Climate change is not only an environmental problem but a foreign policy problem, for the United States and indeed any country. Our best scientific knowledge about the effects of global warming predicts negative changes, from precipitation to agriculture to disease vectors. As such, it is axiomatic that nations would want to mitigate this phenomenon as early as possible. However, our current system of international law places no involuntary obligations, such as compliance with a climate mitigation treaty, on any state. In the past, if a state refused to become party to a treaty, this refusal was assumed to be without prejudice. Not anymore. Because the effects of greenhouse gases (GHGs) emitted anywhere are felt everywhere, efforts to mitigate climate change must be coordinated across all nations, lest any one nation have the incentive to free ride on the efforts of others. Unfortunately, that is exactly what the United States has done over the past decade with its repudiation of the Kyoto Protocol.

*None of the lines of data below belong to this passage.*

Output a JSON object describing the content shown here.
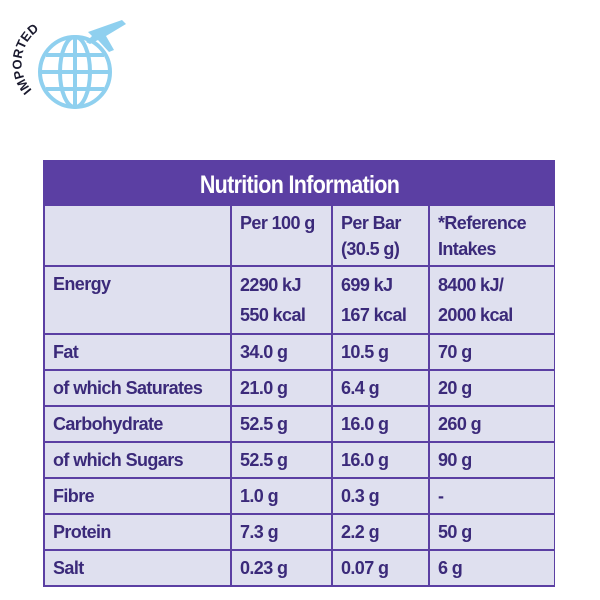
{
  "badge": {
    "label": "IMPORTED"
  },
  "table": {
    "title": "Nutrition Information",
    "columns": [
      "Per 100 g",
      "Per Bar (30.5 g)",
      "*Reference Intakes"
    ],
    "rows": [
      {
        "label": "Energy",
        "values": [
          [
            "2290 kJ",
            "550 kcal"
          ],
          [
            "699 kJ",
            "167 kcal"
          ],
          [
            "8400 kJ/",
            "2000 kcal"
          ]
        ]
      },
      {
        "label": "Fat",
        "values": [
          "34.0 g",
          "10.5 g",
          "70 g"
        ]
      },
      {
        "label": "of which Saturates",
        "values": [
          "21.0 g",
          "6.4 g",
          "20 g"
        ]
      },
      {
        "label": "Carbohydrate",
        "values": [
          "52.5 g",
          "16.0 g",
          "260 g"
        ]
      },
      {
        "label": "of which Sugars",
        "values": [
          "52.5 g",
          "16.0 g",
          "90 g"
        ]
      },
      {
        "label": "Fibre",
        "values": [
          "1.0 g",
          "0.3 g",
          "-"
        ]
      },
      {
        "label": "Protein",
        "values": [
          "7.3 g",
          "2.2 g",
          "50 g"
        ]
      },
      {
        "label": "Salt",
        "values": [
          "0.23 g",
          "0.07 g",
          "6 g"
        ]
      }
    ]
  }
}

A new norm of compliance with agreements is becoming customary with regard to the global environmental commons, particularly in the case of climate change, and this norm is being driven by improving climate science. This chapter will examine the development of this norm of compliance, why the United States has failed to comply with it, and what are the consequences and implications of this norm for both international law and American foreign policy. However, two key assumptions must be stated at the outset. First, the intellectual concepts behind the creation of customary norms of international law are valid regardless of the application of those norms. In other words, states are expected to comply with existing laws and norms, even if there is currently no real-world forum for their adjudication. Second, for the practical purpose of this discussion, there is little if any operational difference between a nation that is not a party to a global environmental treaty and a party that is out of compliance with that same treaty. In both cases, the desired end-state is that all nations are parties and that they comply with the treaty’s terms.